Tips Mencapai Target Tadarus Quran di Bulan Ramadhan

Di bulan ramadhan yang penuh kebaikan ini, apalagi dimasa-masa pandemi saat ini membuat waktu luang yang kita punya menjadi lebih banyak. Disaat seperti ini, kita diberikan waktu untuk bisa menjadi lebih baik lagi dengan cara menggunakan waktu sebaik mungkin.


Salah satu kegiatan yang sering kali kita abaikan adalah membaca Al-Qur'an. Mengkhatamkan al-quran merupakan salah satu kegiatan yang membawa kita kepada segala limpahan kebaikan. Karena umumnya orang-orang di hari-hari biasa itu akan disibukkan oleh banyak kegiatan lainnya yang membuat kita lupa untuk meluangkan waktu sedikit agar bisa membaca Al-Quran walau hanya satu halaman.
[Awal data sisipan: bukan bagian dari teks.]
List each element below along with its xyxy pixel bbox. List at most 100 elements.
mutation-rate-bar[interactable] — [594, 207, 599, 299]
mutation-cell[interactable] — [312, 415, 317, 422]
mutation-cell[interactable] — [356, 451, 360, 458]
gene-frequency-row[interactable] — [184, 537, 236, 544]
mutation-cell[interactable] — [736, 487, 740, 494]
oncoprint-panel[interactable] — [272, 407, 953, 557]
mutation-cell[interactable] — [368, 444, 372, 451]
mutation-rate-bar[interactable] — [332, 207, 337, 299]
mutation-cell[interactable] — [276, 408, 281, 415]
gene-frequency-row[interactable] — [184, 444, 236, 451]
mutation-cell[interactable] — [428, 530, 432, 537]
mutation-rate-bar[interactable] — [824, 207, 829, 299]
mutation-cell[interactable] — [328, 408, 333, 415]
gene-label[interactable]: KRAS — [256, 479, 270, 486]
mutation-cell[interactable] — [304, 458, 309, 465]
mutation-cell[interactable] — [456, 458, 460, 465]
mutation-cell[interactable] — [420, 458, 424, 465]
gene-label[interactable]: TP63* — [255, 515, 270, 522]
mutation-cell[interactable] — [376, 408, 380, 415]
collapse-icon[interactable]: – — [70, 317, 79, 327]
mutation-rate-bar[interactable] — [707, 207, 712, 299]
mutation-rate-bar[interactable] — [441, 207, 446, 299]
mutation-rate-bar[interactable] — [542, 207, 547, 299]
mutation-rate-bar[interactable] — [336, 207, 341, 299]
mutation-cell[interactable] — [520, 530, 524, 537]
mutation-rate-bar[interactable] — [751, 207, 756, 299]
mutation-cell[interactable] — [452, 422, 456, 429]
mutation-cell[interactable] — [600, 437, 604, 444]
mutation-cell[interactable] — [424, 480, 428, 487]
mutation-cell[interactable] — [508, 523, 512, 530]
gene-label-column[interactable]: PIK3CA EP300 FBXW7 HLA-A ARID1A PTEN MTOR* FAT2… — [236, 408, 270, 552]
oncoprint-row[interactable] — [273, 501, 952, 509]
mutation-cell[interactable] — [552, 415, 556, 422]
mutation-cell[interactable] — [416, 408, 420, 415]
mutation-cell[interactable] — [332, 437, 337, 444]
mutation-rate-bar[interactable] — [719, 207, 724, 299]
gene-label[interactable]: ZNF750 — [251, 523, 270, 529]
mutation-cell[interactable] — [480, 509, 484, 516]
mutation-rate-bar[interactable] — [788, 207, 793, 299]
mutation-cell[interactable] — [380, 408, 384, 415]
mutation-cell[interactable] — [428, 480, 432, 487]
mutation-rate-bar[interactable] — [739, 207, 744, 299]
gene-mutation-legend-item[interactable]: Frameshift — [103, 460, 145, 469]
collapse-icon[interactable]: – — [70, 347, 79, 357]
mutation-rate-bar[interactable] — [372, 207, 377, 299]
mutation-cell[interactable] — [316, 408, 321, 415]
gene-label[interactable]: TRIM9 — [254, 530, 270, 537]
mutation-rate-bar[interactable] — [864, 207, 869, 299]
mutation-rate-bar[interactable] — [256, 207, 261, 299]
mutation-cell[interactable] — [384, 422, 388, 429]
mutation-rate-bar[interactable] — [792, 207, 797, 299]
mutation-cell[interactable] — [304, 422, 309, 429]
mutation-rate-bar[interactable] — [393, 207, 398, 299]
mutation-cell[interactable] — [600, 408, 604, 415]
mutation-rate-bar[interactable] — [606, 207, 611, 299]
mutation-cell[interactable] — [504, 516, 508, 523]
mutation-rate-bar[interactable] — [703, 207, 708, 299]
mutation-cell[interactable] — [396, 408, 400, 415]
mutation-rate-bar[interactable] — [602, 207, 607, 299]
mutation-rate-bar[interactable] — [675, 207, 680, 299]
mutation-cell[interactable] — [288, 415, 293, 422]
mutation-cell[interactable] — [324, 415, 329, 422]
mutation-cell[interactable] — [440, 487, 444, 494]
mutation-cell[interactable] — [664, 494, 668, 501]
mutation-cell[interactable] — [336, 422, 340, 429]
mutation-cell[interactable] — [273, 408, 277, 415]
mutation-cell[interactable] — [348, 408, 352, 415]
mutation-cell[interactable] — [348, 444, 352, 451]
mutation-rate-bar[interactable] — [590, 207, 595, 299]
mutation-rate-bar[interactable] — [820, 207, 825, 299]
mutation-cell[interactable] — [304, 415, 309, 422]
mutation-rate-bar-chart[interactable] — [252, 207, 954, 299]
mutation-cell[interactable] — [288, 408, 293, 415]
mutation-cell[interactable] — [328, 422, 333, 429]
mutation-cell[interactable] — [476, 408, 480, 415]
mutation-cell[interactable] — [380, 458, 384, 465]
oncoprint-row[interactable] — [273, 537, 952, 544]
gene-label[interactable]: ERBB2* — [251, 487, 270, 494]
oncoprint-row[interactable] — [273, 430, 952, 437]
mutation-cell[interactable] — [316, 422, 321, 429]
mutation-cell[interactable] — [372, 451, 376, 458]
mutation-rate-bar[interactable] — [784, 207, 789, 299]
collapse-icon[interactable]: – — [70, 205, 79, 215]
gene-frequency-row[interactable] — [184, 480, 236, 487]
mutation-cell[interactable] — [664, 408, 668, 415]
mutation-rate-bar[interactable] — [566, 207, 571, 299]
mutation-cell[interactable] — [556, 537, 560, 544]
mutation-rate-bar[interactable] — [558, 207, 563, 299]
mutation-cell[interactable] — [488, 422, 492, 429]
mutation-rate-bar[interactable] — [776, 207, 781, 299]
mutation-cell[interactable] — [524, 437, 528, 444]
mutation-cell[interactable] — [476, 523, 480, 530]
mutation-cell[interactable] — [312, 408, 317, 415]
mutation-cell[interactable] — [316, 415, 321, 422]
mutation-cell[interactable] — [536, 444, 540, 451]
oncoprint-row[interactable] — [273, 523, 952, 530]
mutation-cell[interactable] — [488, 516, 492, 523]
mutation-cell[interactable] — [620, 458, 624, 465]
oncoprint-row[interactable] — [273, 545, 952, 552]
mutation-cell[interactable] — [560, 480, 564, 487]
Terkadang suka sedih kalau sedang membaca Al-Qur'an tiba-tiba sudah menguap saja, padahal baru beberapa menit membacanya. Sedangkan, saat menatap layar handphone bisa sampai sejam-dua jam mata kita bertahan untuk terus melihatnya.
Hal ini sering juga dirasakan banya orang, termasuk saya salah satunya. Mengapa hal itu sulit sekali untuk dihindari, ya? Umumnya mengantuk biasa terbagi menjadi tiga jenis diantaranya:


1. Mengantuk karena kurangnya waktu untuk tidur yang cukup.
Contohnya, ketika menjalankan segala aktivitas, kita akan merasa mudah mengantuk. Itu tandanya kita kurang tidur, maka sebaiknya atur kembali waktu tidur kita supaya tidak mudah mengantuk.


2. Memiliki masalah pada kesehatan matanya.
Contohnya, ketika kita sedang menatap tulisan, kemudian kita mudah mengantuk. Sedangkan, saat menjalankan aktivitas lainnya dirasa biasa saja. Itu tandanya kita memiliki masalah pada kesehatan mata kita.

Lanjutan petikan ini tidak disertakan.